Abstract: Multi-task bandit and reinforcement learning through heterogeneous feedback aggregation
In many real-world applications, multiple learning agents seek to learn how to perform highly related yet slightly different tasks, in an online learning protocol. For example, in healthcare robotics, robots are paired with people with dementia to perform personalized cognitive training activities by learning their preferences (e.g. Kubota et al, 2020). We formulate this problem as the \epsilon-multi-task multi-armed bandits / reinforcement learning problem, in which a set of players interact with a set of environments, and for each state and action, the reward distributions and transition probabilities for all tasks have dissimilarity measure at most \epsilon. We design both Upper Confidence Bound (UCB)-based and Thompson Sampling (TS)-based algorithms in this setting that provide robust knowledge transfer across tasks, and prove that they have near-optimal regret guarantees. Empirically, we evaluate our algorithms in the multi-task bandit learning setting, showing the benefit of our algorithms that utilize cross-task knowledge transfer.

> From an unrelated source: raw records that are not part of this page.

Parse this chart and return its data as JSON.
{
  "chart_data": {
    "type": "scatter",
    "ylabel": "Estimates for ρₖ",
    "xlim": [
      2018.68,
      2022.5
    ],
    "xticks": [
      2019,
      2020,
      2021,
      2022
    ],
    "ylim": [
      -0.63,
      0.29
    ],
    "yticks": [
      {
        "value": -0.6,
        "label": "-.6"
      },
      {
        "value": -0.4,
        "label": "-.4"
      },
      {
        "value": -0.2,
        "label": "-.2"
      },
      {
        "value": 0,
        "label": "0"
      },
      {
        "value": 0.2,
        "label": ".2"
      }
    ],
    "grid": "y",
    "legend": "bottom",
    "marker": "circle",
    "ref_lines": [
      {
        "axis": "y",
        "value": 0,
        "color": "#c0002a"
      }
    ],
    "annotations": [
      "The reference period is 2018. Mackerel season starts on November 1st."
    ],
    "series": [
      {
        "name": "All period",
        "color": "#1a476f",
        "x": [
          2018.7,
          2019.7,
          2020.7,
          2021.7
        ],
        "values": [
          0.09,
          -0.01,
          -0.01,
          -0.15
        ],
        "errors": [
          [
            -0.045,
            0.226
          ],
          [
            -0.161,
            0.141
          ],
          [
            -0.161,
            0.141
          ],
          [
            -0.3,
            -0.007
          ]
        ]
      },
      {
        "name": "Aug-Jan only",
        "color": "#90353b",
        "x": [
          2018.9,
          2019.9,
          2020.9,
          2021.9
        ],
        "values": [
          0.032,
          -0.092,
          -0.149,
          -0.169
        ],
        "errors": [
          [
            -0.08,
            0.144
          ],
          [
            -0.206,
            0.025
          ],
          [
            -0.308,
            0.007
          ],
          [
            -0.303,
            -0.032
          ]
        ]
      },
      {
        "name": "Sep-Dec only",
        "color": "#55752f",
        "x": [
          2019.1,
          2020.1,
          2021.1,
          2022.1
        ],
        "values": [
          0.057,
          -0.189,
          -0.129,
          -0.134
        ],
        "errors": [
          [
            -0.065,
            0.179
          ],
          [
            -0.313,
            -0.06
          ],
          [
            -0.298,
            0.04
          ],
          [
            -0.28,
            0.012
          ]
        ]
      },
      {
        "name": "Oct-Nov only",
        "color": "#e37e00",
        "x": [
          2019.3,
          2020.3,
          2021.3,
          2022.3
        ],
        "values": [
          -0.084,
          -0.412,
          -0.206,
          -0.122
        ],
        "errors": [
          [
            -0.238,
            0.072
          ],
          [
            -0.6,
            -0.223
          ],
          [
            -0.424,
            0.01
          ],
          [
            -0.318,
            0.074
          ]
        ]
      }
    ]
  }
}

The work is based on the following papers: https://arxiv.org/abs/2010.15390, https://arxiv.org/abs/2107.08622, https://arxiv.org/abs/2206.08556
Brief bio: Chicheng Zhang is an assistant professor in the Department of Computer Science at the University of Arizona since 2019. He obtained his PhD in 2017 from University of California San Diego, and was a postdoctoral researcher at Microsoft Research from 2017 to 2019. His research interests lie in the theory and applications of interactive machine learning, including active learning, contextual bandits, reinforcement learning, imitation learning and beyond. His works have appeared in many top venues in machine learning, such as ICML, COLT, NeurIPS. His paper has won an outstanding paper runner-up award at ICML 2022.